With the rest of the green tomatoes, the non-cherry sized ones, I don't know. I had tossed around that tomato mincemeat idea but...I really don't want to end up with a bunch of jars of something that no one's going to eat. I only know one person (my dad) who enjoys mincemeat and he probably means the real thing when he says that. Does anyone actually make mincemeat anymore, or is it all this veggie and fruit business? The recipe is nothing more than a chutney, although a non-spicy one, and it just might be nice in little button-sized tarts at the gingerbread house party. See? I talk myself out of something and then talk myself right back into it again. No wonder I don't get much done. Too busy prevaricating.
And worrying. I haven't yet finished the gift for my oldest sister because I've been so totally exhausted from a few nights in a row of worried awakeness. I come from a long line of overnight worriers. My people, they could have been clog dancers or ice wine makers or a political dynasty but no, their contribution to the world is worry. All night long for nights and months at a time. It is, literally and figuratively, tiresome.
I won't tell you what I worry about - some of it totally legit scary stuff,
1) Where I might have laid the lavender thread I bought to finish a pillow case for the Girl. The poor girl gets the most incredible knots in her hair from sleeping on cotton. Mom to the rescue (maybe) with lavender satin pillowcases with a bit of Daisy Kingdom fabric peeking out from inside. I could use white thread, sure, but where is the lavender?
2) Would everyone like a bit of chocolate bread pudding this weekend? I haven't made any in a while and it's supposed to be kind of rainy and yucky, if unseasonably warm. Maybe I'd be better off waiting for a colder day.
3) Whether or not I should start reading the Outlander series. I've been very keen lately to find books that won't feed this cycle of worry - I want nothing that Julia so aptly described as "depressing, depressing-but-redemptive, intensely thoughtful, or nonfiction unless it is funny". Where Outlander falls in these requirements I don't know, but people keep telling me I need to read it.
4) Whether Jane Brocket's The Gentle Art of Domesticity is going to be made available here in the States.
5) Why is it, do you think, that last year we had few apples on the apple trees but rather too an abundant a showing from the gingko but this year the reverse was true with lots of apples and mercifully few gingko berries. Those of you know understand what a highly fruiting gingko tree is all about also understand why we're so happy about the switcheroo and probably also get why we're trying to figure out what happened so we can encourage it to happen again next year and the year after and so on.

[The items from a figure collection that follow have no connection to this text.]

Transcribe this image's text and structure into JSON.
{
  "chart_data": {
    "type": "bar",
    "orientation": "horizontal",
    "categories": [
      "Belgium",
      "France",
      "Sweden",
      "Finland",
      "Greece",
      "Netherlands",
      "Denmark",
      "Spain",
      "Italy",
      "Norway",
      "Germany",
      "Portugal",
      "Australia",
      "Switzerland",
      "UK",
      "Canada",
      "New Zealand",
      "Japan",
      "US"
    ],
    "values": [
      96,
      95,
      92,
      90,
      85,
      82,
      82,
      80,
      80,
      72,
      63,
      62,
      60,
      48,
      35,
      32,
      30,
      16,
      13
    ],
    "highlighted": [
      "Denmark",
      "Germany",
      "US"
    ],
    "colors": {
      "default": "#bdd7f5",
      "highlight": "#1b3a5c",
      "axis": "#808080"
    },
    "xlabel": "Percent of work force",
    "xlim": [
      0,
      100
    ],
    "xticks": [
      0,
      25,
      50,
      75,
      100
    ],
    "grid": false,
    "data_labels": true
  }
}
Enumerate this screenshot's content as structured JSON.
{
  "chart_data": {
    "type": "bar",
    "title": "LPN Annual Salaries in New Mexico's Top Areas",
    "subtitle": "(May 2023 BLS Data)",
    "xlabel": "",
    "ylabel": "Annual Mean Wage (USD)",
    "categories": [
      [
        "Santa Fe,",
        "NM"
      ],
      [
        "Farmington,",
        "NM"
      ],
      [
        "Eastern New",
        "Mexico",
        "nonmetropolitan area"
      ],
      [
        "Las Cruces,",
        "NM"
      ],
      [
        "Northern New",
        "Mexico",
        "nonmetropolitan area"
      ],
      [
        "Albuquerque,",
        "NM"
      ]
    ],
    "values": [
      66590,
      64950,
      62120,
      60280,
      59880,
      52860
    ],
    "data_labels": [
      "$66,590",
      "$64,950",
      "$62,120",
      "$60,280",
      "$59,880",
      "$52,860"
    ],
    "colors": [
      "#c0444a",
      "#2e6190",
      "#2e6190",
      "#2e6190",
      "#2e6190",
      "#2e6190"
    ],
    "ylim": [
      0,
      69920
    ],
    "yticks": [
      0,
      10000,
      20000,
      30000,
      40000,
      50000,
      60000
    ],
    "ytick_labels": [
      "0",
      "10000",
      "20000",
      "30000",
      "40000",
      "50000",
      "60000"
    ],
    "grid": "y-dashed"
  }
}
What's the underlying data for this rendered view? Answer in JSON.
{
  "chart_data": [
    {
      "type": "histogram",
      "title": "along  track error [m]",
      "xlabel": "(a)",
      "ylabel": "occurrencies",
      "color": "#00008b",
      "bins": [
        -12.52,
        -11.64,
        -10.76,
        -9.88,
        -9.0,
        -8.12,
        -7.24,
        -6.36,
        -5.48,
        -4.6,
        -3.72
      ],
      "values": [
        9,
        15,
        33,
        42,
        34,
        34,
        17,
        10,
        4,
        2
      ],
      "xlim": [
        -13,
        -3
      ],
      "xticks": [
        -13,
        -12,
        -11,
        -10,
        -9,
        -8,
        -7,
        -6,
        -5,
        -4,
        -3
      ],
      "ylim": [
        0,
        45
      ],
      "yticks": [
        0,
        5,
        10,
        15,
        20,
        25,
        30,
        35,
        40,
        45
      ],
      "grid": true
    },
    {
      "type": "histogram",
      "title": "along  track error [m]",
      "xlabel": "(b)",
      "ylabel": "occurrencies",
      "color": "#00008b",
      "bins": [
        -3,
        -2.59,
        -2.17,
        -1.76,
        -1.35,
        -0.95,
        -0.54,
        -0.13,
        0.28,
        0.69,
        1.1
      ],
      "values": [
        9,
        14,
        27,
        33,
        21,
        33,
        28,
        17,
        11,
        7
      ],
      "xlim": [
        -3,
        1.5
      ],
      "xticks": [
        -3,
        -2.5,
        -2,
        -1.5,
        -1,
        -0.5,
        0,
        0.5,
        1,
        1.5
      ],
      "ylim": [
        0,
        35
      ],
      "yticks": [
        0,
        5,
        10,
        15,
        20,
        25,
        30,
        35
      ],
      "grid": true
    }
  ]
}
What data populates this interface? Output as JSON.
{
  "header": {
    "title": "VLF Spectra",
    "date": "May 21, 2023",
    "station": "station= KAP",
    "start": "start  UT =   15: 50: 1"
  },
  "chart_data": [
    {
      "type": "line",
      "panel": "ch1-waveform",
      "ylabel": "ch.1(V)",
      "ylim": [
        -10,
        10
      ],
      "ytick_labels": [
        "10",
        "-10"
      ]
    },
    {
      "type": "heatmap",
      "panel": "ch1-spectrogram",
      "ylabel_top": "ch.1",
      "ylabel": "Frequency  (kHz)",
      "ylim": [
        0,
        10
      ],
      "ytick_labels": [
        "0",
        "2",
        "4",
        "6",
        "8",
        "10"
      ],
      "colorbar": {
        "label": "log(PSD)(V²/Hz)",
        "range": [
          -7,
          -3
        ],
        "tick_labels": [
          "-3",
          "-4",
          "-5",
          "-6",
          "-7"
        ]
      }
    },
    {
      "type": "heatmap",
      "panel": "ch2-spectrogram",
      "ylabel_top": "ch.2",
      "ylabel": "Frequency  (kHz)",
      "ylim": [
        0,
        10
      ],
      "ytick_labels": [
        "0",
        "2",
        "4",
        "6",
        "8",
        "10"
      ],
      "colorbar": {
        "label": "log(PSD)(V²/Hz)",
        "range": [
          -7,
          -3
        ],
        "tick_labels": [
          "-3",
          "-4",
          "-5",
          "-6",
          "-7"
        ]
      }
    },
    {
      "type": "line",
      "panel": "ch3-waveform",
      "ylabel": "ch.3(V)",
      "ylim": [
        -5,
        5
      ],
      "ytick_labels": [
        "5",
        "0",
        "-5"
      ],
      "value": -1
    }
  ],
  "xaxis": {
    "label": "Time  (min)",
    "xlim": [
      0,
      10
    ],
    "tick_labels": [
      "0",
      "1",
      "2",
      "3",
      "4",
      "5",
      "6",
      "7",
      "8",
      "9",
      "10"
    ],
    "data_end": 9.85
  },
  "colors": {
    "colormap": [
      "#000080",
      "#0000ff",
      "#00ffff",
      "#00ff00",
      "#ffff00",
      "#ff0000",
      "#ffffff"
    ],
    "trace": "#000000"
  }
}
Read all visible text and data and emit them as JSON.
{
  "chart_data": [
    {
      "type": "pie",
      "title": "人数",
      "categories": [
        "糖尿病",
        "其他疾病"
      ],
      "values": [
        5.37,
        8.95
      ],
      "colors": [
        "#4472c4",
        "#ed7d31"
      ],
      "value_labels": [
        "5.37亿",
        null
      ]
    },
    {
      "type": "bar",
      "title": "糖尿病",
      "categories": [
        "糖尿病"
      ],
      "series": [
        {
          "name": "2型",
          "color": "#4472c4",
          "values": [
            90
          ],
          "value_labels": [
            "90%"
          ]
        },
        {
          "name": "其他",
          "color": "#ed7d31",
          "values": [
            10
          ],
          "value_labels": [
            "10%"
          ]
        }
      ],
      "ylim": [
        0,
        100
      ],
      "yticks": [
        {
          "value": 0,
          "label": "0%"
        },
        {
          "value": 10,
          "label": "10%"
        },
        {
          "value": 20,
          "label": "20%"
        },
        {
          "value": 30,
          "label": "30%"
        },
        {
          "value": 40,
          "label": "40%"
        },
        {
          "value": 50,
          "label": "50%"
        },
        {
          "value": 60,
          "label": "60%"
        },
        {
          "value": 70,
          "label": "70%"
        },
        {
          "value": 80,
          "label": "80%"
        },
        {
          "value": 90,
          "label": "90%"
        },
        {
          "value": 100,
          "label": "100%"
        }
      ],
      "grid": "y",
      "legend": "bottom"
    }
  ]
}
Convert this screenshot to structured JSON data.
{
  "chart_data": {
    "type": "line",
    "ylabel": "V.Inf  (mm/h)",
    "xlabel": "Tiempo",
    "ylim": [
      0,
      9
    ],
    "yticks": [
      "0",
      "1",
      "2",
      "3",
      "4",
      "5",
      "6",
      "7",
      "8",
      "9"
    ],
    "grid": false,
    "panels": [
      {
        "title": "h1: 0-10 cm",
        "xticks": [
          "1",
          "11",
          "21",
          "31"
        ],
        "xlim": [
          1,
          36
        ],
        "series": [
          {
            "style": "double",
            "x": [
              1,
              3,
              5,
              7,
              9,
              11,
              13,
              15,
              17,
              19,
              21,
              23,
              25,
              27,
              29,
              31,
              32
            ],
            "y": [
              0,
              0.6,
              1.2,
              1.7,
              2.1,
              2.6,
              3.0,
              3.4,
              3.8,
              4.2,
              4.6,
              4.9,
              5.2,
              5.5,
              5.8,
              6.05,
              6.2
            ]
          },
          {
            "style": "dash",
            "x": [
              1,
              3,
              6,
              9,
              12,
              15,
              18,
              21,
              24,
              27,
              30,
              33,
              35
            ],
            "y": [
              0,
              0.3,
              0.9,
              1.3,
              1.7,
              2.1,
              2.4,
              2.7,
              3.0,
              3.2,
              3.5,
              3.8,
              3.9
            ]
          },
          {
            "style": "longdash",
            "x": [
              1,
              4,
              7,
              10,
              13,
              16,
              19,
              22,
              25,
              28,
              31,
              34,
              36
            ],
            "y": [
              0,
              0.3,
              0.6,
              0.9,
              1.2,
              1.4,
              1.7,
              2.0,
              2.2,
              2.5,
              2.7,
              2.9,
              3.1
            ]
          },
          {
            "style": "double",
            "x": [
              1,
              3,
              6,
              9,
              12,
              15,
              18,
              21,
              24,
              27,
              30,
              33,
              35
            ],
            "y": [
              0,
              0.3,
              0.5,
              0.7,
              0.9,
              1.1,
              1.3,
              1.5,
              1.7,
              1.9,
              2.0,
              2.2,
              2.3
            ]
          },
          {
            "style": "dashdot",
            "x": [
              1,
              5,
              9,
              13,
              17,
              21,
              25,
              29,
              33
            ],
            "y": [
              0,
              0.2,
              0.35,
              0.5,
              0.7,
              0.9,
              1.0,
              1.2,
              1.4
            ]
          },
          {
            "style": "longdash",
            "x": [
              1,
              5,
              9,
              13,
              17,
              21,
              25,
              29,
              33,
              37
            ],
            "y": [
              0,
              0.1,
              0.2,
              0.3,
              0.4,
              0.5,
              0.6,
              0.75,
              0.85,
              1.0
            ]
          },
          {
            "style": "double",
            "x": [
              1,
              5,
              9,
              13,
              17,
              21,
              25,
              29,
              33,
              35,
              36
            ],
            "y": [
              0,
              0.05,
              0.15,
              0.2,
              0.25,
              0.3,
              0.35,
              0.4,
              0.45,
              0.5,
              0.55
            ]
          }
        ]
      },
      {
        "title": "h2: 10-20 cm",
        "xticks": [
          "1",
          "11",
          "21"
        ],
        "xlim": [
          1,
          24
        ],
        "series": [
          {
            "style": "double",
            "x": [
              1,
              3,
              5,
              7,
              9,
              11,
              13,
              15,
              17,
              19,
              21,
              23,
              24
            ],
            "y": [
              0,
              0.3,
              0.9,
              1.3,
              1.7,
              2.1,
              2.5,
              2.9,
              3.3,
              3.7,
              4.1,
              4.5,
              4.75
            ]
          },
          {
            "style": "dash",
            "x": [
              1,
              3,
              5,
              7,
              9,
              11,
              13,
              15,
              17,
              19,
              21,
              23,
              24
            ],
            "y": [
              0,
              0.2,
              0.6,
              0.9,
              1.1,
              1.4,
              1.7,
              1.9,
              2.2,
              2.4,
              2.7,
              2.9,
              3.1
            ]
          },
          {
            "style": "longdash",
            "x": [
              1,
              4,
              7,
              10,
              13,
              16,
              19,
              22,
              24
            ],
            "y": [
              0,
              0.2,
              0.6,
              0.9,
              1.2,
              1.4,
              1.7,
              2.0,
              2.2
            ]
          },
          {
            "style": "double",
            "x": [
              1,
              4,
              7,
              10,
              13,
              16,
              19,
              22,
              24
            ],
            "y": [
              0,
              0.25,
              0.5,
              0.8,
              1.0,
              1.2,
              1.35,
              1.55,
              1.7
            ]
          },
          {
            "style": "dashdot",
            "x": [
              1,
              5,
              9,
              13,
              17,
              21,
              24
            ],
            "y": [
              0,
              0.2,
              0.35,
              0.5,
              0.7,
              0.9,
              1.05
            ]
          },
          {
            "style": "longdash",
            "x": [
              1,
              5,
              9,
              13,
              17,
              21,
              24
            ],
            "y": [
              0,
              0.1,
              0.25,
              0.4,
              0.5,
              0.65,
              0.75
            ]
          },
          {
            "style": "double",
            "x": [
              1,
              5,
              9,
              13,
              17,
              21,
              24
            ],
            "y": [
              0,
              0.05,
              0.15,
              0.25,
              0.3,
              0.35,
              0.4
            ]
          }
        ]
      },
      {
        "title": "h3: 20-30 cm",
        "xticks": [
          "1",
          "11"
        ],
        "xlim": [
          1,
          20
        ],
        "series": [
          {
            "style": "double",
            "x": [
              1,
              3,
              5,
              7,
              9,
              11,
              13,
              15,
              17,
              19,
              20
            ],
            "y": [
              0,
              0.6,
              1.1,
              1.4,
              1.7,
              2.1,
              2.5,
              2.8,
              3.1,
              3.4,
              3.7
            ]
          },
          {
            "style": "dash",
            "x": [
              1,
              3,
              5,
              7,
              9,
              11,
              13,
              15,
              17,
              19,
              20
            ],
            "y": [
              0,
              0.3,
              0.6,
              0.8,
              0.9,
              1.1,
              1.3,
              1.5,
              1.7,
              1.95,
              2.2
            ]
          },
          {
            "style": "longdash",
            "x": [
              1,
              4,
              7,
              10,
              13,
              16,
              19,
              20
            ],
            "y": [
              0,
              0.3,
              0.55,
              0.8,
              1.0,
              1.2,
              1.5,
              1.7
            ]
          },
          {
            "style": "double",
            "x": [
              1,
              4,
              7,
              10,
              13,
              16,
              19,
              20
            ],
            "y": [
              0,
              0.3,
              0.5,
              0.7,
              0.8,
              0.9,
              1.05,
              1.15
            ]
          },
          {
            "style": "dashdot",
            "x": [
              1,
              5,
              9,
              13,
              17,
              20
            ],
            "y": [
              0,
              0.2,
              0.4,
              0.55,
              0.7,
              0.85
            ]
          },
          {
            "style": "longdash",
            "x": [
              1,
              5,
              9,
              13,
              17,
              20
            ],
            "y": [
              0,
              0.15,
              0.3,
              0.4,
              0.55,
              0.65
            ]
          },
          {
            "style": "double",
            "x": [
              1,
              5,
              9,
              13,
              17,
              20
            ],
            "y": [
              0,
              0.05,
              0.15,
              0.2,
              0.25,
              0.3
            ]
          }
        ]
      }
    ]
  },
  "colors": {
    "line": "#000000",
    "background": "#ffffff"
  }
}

6) Reading older books and memoirs of days gone by can be very helpful with the worrying stuff. It's very nice to know that despite a drought in France in '49 that convinced the country that the end times where near, coupled with crushing shortages and rationing of just about everything, did not stop Julia Child or anyone else there at the time from enjoying what there was to enjoy, no guilt involved. I also appreciated reading of Delia Lutes' belief that the Christmas celebrations she knew as a child in the 1880s were nothing at all like the "soul killing" consumption-oriented orgies of the "children of today" (Lutes wrote in the 1930s). And in The American Frugal Housewife, Lydia Marie Child bemoans the focus that mothers place on their children's clothing and activities - to the detriment of their useful educations, and that so many of her fellow citizens spend more than they earn trying to match the lifestyle of the wealthy and famous.
In short, it is nice to know that the more things change...and with that in mind, perhaps tonight I will finish my sister's gift.